Галка бросила на меня взгляд, в котором сквозило такое чувство благодарности, и сердце мое защемило от нежности. Затем она ловко, можно было даже подумать, что она специально тренировалась, застегнула у себя на шее цепочку и огляделась. Я понял, что она ищет зеркало, встал и раскрыл створку шифоньера:
— Иди сюда, зеркало здесь.
Галка рассматривала себя минут пятнадцать, не меньше. Затем вздохнула, вернулась к креслу и неторопливо расстегнула цепочку.
— Спасибо, Юра, — сказала она, кладя крестик на место.
— Ты что, Галя, я же тебе его подарил. Носи.
— В Советском Союзе неприлично быть богатым, Юра. Это украшение бесценно. Во всяком случае, за границей любой ювелир не торгуясь отдаст за него три миллиона долларов. Это для меня слишком дорого. Да и опасно. Его могут оторвать вместе с головой. Спасибо, Юра.
— Откуда ты знаешь его стоимость?
— Семейные предания. Этому украшению несколько тысяч лет, и какое-то время оно принадлежало моим предкам.
— Тысяч лет? Ты серьезно?
Она кивнула.
— Это правда, Юра. Но давай посмотрим, что там еще.
— Галя, но тем более! Раз оно принадлежало твоим предкам, значит, оно и должно быть твоим. Возьми его.
— Я сказала — нет, значит — нет. Спасибо, конечно, но нет. Что там еще? — И она перевернула портсигар. «Еще» там оказалось 60 золотых монет различных номиналов и… Золотая Звезда Героя Советского Союза.
— Во! — сказал я. — Иван Иванович что, был героем?
— Не знаю, — пожала плечами Галка. — Скорее всего нет.
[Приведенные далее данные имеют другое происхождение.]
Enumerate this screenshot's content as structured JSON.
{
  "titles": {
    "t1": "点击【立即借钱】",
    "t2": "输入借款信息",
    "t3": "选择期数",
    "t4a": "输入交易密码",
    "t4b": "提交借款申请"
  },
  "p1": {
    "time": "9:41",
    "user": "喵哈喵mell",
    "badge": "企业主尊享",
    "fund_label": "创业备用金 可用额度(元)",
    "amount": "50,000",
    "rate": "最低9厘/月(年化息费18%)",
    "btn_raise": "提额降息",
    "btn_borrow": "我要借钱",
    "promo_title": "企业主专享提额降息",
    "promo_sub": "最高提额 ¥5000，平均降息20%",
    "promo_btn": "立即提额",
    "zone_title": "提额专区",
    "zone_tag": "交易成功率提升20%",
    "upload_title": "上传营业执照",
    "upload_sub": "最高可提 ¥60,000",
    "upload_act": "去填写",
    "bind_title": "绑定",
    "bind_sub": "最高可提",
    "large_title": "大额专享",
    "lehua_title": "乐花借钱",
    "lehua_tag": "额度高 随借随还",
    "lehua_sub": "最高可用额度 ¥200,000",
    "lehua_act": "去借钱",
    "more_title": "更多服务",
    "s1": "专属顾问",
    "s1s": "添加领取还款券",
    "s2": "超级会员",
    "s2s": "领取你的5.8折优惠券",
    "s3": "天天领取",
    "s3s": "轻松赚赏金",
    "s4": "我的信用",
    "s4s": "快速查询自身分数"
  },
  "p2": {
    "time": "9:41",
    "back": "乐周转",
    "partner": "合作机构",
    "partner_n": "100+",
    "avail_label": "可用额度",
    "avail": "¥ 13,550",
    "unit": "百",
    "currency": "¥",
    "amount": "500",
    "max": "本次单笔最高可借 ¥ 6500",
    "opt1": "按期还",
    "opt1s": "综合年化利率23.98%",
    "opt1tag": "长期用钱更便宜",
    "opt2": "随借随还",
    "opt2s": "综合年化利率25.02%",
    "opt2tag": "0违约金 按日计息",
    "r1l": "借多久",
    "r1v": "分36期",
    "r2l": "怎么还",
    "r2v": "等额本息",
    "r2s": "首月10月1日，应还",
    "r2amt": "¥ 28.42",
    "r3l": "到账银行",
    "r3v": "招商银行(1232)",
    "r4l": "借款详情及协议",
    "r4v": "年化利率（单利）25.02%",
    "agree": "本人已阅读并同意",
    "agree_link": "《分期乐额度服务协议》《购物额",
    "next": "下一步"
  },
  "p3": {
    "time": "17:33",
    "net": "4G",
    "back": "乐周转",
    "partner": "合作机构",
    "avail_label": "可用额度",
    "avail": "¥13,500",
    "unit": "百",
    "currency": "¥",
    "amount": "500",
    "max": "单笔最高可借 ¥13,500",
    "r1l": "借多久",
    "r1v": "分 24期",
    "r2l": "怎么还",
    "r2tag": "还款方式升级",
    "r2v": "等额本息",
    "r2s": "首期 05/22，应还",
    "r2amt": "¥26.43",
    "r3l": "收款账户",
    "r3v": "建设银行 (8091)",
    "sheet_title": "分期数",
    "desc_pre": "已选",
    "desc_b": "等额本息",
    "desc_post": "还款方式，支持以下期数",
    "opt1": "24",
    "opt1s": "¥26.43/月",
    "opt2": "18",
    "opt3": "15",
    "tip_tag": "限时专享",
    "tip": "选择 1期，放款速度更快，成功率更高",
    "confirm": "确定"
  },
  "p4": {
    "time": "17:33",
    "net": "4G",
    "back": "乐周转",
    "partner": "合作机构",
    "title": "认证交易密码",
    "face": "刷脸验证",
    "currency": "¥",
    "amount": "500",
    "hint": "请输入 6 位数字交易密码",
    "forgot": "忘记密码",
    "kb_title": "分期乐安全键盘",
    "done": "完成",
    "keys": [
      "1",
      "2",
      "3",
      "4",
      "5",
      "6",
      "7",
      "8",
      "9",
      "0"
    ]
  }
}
Иначе об этом знали бы все. Ты же ему как сын был, тебе-то он сказал бы.
— Странный какой-то набор: доисторическая драгоценность, золотые монеты прошлого века и Золотая Звезда Героя тридцатилетней давности максимум. Что же мне со всем этим делать?
— Может быть, я не права, но мне кажется, в современных условиях государство, едва ты заикнешься о Кубовом наследстве, обдерет тебя как липку: если у тебя все это просто-напросто не конфискуют, то заплатят за все максимум тысяч сто, и это будет еще по-Божески.
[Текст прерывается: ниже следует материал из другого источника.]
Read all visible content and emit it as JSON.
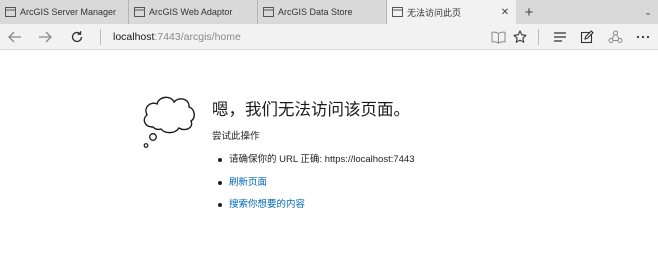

— Сто тысяч?! Но это же уйма денег! Что я с ними буду делать?
— Вообще-то самое разумное, конечно, — превратить это в деньги. Если хочешь, я помогу тебе реализовать вот это. — И Галка отодвинула золото от крестика. — Здесь примерно тысяч на пятьдесят, а что делать с крестом, даже не знаю, надо подумать. Прозондировать почву. Юра, реально могу обещать за него тысяч восемьсот, ну, может быть, миллион, но это уже сомнительно…
— Галка! — От таких астрономических сумм у меня глаза на лоб вылезли. — Ты в своем уме? Кому ты это продашь? Где ты найдешь сумасшедшего миллионера, способного за эту безделушку отвалить такую кучу денег? И что я с ними буду делать? И вообще, ты — девчонка, откуда у тебя такие знакомства? — Ее слова мною всерьез не воспринимались, но внушительность тона рождала настороженность.
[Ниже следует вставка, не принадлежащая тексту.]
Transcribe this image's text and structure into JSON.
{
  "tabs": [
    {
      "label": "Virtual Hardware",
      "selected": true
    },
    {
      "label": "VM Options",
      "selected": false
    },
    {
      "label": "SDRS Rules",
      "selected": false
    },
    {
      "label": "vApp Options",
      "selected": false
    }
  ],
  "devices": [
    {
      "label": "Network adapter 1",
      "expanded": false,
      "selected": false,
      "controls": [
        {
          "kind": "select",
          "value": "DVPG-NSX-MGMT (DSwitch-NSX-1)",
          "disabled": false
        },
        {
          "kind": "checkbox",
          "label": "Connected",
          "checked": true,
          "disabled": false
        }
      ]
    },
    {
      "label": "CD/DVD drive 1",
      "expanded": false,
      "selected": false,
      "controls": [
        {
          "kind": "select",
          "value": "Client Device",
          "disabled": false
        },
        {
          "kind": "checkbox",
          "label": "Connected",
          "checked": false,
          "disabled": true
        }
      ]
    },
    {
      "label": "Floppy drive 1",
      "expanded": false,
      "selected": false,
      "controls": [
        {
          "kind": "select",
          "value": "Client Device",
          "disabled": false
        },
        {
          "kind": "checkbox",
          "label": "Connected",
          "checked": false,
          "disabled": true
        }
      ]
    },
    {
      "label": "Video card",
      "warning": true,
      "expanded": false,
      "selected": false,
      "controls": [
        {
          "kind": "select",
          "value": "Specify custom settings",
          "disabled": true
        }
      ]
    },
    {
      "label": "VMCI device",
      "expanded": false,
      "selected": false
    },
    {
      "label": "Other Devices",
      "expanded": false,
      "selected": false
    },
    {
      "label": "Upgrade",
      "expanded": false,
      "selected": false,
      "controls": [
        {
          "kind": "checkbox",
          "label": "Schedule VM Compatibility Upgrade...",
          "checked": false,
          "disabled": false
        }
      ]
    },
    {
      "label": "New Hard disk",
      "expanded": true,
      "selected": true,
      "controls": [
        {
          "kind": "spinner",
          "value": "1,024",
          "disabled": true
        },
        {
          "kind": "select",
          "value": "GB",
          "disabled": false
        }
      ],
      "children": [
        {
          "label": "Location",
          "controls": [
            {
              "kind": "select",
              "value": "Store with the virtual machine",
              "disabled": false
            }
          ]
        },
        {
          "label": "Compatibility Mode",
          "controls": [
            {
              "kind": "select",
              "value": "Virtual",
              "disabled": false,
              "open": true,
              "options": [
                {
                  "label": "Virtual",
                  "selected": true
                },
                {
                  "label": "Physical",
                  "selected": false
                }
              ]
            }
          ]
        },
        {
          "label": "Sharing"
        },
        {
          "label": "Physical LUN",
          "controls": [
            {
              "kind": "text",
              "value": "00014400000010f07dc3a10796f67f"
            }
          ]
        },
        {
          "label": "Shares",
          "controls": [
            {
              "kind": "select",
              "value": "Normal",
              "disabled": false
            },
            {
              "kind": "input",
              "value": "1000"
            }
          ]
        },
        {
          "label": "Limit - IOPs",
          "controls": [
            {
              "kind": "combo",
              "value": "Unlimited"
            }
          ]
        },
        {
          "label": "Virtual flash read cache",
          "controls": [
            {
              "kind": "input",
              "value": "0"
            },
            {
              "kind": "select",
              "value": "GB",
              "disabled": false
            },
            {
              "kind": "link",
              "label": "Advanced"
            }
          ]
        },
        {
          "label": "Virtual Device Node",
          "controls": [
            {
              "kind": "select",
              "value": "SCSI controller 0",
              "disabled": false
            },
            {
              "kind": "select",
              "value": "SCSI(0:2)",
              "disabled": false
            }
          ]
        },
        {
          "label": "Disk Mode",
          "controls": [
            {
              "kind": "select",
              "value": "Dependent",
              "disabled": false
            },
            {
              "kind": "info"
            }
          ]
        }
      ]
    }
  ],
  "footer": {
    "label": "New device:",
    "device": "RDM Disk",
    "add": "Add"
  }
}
— Ты помнишь Остапа Бендера: «Если в стране имеют хождение денежные знаки, значит, есть и люди, у которых их очень много» — так примерно… Другое дело, что эти люди не так известны, как передовые рабочие или писатели, но кое-кого из них я знаю.
— И они есть в Ставрополе?
— Есть, Юра. Они везде есть.
— И когда же ты с ними познакомилась?
— Неважно, главное, что я их знаю.
— Я тебе не верю. Но даже если такие люди есть, они же преступники! Если за пятнадцать рублей старушек убивают, за миллион и тебя не пожалеют. Ты не боишься?
— Потому я и не хочу, чтобы эта вещь находилась у тебя. Я же говорила тебе, что за границей за крестик не торгуясь отдадут три миллиона долларов, а доллары — это не рубли; а крови, ты прав, за эту драгоценность пролито немало. Я не хотела бы ее иметь. Но и миллион рублей по нашей жизни — сумма немалая, хотя это и максимум, что я могу обещать…
— И где же я буду хранить этот миллион? В сберкассе? Или дома, в шкафу под бельем? Его же так просто не истратить.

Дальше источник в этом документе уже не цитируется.